How Do You Work Less When You Love Your Job?


This month, GQ is asking men to share their counterintuitive wellness resolutions for 2025. Find all of the stories here.


I didn’t make many resolutions last year because I thought I only needed one to live joyfully and contentedly: 2024 was the year I would “do less.” I vowed to say “no” unabashedly, not bowing to social pressures about events I did not want to attend. I also planned to not cram too many things into one day, especially in the morning. Even though I am susceptible to rise-and-grind culture, I opted not to start each day slipping into an ice bath at 4 a.m. while listening to an audiobook of David Goggins reading from Meditations at 2x speed. I would wake up when I wanted, be active, or loll in bed for 45 minutes playing Wordle. I was good with either outcome.

Then there was the last one, the most important, non-negotiable resolution of 2024: Work less.

I did okay with the first two. I created a firm boundary around my social life and stopped giving a rat fuck about what I had accomplished before 7 a.m.. But my work habits remained disturbingly unhealthy. The worst part is, I’m not sure how exactly I failed.

I have ostensibly been a professional writer for more than 20 years and have gone through fallow periods like every other person whose profession is best described as “the media.” In 2016, after my small media company failed, I went into a full-on personal and professional tailspin and hardly worked on anything writerly for nearly two years. I mostly lived off of my wife while I tried to figure out what I wanted to do next. I took a Los Angeles County EMT exam hoping to do something new and exciting but also virtuous. I forgot the exact score that was required to pass the exam, but I either landed right on it or one or two points above it, which destroyed my confidence in my ability to provide lifesaving care.

Then I flirted with becoming a postal worker after I saw a couple mailmen in our neighborhood smoking on the job as they plopped letters into mailboxes and thought, “That seems nice.” I quit smoking before I finished the application and decided I should not pursue the job because it might cause me to backslide into smoking again.

I eventually made my way back into a writing gig, leading me to form my small media company again.
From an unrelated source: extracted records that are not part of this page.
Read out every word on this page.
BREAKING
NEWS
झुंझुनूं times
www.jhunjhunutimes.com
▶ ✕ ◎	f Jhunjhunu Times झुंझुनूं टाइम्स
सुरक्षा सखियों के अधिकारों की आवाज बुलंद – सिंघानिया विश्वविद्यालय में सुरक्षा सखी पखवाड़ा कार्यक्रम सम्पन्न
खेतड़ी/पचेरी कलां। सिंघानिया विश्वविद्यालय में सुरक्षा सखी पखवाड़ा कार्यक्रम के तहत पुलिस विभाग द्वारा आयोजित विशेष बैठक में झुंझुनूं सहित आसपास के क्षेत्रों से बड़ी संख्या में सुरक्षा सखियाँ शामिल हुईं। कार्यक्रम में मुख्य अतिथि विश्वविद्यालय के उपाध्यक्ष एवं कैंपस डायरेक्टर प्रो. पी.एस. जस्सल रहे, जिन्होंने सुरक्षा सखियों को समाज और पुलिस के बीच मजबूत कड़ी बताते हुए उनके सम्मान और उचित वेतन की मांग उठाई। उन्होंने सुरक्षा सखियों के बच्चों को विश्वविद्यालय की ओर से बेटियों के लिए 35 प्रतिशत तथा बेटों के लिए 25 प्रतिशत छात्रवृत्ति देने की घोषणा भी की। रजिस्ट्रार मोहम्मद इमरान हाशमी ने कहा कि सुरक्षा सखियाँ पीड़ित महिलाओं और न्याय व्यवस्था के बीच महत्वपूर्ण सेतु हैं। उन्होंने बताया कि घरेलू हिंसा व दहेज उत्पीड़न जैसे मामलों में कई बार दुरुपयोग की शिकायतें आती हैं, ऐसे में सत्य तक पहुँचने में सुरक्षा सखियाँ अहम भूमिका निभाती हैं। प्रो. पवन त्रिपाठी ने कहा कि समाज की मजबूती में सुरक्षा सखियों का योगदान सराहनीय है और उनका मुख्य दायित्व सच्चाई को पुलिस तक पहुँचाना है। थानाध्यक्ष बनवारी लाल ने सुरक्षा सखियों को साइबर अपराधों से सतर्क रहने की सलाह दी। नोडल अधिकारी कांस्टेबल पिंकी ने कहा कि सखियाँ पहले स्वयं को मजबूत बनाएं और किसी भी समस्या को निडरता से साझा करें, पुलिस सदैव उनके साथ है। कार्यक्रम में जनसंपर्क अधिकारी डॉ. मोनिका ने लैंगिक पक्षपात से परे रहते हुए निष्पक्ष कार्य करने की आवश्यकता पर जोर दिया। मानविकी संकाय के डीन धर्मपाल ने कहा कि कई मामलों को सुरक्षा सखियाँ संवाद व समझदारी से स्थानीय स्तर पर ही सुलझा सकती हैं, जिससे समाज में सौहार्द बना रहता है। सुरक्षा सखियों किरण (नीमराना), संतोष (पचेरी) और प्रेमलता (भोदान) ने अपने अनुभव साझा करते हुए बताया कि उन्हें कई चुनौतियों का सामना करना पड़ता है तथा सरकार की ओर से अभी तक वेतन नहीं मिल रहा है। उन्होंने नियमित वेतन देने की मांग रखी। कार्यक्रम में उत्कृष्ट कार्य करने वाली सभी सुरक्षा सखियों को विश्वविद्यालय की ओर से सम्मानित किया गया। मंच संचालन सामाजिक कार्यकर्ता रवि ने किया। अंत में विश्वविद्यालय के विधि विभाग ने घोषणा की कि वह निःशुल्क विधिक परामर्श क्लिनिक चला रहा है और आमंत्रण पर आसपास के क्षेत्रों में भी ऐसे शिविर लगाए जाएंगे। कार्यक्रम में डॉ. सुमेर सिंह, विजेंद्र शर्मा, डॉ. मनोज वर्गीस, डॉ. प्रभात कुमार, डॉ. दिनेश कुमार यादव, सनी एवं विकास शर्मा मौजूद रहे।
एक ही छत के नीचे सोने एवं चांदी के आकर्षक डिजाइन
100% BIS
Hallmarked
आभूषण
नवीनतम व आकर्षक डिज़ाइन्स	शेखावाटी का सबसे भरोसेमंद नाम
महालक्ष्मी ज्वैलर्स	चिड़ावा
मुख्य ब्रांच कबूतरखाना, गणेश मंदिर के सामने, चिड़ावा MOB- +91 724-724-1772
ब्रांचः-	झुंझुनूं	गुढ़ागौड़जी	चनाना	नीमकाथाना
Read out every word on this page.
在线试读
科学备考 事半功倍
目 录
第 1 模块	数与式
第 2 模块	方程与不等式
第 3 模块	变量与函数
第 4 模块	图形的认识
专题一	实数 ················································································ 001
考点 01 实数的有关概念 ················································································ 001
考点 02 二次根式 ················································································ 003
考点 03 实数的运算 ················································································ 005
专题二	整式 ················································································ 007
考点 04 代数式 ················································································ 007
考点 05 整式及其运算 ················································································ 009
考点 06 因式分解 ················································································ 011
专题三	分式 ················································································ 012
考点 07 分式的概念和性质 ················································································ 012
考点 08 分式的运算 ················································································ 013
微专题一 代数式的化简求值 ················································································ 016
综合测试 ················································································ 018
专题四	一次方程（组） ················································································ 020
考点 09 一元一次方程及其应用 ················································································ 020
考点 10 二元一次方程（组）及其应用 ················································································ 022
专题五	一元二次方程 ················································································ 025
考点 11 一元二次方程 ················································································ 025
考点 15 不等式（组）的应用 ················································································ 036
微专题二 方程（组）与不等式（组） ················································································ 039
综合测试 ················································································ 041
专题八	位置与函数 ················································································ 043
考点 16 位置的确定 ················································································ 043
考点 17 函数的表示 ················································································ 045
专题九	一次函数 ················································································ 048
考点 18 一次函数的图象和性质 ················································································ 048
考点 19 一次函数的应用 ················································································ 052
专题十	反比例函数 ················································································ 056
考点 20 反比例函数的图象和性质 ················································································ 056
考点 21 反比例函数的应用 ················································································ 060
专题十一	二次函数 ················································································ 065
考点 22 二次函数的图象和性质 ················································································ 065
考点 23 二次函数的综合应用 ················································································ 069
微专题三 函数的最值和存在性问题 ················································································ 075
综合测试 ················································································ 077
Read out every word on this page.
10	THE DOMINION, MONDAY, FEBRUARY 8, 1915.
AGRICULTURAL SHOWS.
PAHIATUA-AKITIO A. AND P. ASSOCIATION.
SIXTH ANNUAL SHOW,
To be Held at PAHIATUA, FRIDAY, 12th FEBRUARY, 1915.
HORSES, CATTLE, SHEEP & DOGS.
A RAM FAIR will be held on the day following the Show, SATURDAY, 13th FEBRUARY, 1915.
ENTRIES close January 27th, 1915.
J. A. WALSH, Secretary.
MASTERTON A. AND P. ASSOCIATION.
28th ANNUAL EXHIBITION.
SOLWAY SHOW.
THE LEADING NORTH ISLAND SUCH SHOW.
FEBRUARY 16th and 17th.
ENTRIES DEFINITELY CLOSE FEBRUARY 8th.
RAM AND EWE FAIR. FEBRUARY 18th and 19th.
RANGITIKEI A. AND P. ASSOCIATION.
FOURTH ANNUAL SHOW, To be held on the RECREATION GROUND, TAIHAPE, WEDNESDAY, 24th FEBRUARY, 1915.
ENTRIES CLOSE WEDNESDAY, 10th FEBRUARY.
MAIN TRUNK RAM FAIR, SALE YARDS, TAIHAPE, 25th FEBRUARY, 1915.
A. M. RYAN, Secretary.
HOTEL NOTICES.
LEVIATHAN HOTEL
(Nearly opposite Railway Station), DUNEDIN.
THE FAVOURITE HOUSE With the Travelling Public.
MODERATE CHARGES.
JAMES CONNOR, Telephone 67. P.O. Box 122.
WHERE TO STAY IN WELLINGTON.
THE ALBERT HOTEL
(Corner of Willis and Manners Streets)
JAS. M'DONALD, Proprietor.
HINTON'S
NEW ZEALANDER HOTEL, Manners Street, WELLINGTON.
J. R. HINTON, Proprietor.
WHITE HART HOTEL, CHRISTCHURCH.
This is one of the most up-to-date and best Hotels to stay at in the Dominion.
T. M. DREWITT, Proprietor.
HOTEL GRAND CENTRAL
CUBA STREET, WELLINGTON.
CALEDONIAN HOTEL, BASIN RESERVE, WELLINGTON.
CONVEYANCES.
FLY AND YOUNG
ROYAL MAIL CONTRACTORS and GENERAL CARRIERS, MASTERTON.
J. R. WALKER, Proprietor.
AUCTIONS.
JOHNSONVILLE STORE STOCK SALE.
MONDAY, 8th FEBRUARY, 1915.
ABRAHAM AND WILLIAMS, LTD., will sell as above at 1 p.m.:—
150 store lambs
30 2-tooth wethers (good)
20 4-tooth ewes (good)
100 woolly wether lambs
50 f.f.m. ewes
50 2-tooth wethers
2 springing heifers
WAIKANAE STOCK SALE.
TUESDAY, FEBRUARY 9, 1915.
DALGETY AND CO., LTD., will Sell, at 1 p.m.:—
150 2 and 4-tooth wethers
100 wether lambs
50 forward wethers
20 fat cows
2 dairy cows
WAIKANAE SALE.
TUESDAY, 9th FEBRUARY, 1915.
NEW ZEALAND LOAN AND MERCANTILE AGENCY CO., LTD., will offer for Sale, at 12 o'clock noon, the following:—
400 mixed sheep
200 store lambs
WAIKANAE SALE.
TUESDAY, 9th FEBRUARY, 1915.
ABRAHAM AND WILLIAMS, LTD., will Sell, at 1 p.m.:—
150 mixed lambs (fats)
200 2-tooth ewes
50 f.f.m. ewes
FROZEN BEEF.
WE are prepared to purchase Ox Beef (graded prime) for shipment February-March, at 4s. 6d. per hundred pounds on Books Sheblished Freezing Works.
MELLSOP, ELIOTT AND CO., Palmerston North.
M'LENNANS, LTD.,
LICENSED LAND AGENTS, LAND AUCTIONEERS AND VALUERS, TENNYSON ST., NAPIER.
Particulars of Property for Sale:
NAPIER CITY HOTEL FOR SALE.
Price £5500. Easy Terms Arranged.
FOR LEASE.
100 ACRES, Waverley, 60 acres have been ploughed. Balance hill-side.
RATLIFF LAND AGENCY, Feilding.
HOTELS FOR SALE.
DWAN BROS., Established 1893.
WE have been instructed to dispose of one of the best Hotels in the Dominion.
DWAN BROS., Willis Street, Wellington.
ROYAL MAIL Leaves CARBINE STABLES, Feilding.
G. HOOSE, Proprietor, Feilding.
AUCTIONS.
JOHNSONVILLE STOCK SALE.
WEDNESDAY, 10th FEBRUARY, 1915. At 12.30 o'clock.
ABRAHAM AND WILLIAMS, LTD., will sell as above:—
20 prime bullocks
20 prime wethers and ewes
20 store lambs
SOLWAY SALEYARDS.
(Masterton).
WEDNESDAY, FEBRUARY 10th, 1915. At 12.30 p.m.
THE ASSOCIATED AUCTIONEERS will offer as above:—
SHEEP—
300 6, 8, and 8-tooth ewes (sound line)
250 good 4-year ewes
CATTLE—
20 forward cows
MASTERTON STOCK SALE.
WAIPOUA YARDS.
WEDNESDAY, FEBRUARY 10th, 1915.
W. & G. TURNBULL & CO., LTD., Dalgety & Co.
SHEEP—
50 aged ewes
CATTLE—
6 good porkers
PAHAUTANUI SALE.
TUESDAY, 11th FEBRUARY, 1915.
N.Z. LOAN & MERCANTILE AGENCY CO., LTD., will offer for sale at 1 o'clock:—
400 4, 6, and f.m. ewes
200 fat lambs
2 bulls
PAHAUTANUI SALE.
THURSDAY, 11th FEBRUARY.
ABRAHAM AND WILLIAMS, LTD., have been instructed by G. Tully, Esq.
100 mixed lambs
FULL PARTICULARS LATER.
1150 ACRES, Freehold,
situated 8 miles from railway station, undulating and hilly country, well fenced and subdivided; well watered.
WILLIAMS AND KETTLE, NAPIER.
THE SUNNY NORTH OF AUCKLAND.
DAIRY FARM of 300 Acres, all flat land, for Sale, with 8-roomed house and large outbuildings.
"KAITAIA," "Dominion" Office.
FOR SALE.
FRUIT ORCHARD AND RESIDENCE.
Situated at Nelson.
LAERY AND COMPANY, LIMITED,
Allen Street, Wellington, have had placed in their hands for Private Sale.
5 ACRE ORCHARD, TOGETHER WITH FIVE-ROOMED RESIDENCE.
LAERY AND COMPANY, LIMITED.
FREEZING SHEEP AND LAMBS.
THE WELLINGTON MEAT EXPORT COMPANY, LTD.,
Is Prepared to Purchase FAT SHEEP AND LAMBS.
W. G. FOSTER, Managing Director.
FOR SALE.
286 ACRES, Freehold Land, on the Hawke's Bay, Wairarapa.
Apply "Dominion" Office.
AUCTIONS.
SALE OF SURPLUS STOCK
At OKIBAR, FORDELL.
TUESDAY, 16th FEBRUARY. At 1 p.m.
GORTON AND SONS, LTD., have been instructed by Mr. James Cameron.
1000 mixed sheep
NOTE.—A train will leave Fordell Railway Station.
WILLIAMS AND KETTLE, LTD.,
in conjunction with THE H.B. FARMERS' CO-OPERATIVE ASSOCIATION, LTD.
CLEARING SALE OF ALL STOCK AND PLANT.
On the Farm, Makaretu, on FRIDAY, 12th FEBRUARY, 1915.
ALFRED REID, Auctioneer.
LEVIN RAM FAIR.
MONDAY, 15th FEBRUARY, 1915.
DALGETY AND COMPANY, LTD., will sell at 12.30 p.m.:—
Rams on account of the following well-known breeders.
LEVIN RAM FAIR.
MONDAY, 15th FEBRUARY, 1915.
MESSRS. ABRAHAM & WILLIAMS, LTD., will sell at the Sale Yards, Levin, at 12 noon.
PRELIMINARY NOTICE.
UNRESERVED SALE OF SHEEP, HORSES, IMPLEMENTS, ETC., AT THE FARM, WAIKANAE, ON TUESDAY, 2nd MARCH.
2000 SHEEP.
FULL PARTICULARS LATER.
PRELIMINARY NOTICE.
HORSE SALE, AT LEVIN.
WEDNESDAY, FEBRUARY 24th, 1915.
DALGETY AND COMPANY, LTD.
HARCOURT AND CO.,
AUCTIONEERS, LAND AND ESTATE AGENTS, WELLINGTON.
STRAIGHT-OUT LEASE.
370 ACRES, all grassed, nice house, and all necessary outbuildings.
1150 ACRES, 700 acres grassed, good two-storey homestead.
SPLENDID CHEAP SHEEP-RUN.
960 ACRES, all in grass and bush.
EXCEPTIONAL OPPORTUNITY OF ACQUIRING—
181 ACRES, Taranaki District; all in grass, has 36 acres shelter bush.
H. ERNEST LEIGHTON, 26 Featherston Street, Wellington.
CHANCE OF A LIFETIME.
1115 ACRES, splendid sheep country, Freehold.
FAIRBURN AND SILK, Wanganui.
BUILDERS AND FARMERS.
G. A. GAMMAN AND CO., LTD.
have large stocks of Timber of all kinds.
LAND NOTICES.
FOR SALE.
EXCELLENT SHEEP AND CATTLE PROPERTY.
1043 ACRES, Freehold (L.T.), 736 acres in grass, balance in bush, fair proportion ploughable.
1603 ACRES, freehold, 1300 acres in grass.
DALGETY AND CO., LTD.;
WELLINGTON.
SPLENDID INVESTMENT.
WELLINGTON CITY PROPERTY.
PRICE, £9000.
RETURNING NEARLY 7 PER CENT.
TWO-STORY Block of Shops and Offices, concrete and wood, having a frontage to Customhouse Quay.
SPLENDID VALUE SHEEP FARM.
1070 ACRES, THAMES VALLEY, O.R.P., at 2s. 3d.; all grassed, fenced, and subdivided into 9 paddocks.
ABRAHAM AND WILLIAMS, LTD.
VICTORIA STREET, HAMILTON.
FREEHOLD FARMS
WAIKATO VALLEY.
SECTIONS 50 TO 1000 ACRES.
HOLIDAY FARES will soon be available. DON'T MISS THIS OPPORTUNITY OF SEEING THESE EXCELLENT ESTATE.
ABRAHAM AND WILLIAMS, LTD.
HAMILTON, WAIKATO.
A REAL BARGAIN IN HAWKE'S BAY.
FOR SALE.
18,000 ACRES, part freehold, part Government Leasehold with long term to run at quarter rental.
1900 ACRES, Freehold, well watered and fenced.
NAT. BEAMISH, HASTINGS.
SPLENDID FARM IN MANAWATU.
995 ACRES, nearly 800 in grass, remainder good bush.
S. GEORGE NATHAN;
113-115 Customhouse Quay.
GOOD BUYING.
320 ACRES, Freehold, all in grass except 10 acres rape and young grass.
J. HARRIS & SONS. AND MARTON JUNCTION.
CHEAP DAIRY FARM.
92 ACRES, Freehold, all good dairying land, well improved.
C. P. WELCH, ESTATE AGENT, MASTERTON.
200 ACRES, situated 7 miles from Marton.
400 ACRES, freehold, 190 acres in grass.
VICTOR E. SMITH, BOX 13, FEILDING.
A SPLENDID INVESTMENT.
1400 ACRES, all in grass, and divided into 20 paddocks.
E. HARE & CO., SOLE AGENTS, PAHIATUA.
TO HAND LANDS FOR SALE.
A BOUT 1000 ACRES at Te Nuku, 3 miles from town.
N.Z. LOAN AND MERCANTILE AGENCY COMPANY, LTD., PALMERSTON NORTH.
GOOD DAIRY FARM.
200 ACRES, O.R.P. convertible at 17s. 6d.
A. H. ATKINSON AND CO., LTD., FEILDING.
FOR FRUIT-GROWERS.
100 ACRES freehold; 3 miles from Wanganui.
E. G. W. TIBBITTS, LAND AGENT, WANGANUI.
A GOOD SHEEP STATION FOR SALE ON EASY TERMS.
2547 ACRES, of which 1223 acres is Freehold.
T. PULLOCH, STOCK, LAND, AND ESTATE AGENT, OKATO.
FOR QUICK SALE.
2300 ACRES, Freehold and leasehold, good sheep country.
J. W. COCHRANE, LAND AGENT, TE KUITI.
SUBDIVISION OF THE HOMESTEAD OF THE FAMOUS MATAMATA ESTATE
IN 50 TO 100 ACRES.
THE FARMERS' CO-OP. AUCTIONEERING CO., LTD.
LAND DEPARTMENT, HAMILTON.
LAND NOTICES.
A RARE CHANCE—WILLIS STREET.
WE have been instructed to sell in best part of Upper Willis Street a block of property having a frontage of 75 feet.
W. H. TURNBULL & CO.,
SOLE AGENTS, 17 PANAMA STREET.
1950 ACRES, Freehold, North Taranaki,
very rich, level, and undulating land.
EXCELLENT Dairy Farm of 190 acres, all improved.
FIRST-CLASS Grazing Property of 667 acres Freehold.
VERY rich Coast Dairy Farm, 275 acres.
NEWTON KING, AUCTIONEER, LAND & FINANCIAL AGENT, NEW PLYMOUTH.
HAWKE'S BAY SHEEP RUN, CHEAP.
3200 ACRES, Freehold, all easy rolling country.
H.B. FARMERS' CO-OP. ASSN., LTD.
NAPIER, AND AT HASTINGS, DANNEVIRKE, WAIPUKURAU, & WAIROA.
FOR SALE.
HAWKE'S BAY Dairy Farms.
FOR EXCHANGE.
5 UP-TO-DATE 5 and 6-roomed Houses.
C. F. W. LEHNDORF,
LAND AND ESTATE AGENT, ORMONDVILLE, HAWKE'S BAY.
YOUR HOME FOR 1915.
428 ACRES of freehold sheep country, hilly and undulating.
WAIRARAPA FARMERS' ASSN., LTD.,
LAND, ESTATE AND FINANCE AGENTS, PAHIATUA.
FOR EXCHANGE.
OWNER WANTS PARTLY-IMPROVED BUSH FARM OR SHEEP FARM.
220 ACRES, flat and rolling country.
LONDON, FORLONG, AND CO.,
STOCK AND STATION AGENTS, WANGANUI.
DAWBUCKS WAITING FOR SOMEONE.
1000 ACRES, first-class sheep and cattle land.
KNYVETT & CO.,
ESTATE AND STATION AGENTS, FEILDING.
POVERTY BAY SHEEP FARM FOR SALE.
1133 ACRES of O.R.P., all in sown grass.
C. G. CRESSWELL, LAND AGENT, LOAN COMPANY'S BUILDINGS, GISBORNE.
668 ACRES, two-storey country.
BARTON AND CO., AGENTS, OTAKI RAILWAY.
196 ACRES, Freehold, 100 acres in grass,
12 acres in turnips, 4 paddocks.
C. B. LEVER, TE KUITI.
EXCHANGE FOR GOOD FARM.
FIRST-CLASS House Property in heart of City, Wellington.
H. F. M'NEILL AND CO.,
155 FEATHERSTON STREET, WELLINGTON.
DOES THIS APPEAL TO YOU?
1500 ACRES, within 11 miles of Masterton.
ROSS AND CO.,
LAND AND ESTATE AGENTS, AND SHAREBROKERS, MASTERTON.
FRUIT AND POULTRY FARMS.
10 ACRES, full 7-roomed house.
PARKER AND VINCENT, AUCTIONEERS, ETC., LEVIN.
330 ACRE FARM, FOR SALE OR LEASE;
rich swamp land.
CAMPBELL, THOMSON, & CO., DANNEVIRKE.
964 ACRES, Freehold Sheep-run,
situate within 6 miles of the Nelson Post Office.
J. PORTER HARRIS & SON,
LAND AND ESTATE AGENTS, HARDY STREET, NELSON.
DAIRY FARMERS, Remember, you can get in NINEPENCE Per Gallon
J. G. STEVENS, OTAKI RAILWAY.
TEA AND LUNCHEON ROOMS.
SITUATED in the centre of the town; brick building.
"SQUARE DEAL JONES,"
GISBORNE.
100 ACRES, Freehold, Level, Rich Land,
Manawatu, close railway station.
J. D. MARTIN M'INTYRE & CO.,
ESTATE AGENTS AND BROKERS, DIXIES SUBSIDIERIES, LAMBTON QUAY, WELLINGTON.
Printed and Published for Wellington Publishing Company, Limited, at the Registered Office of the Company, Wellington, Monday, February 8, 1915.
Then, last year, for reasons I cannot fully explain, I somehow opened a firehose of freelance work at reputable publications (like this one), launched a podcast, and landed a book deal. I was also gifted with a real sense of contentment about the work. Steady, decent-paying creative work and contentment—contentment, people—was exactly the combination that was supposed to solve all my existential pangs.

But somewhere along the way, I realized that the joyful, contented writing routine I was sticking to every day was actually work. My wife pointed out several times that I was constantly working even though, as my own boss, I could take more time off than most people. But I rarely used that perk. Not for a two-week family vacation in the summer, not the day after I had knee surgery, not when I had a staph infection on my left finger and the doctor’s orders were “no typing for a couple days.” (I typed with one hand.)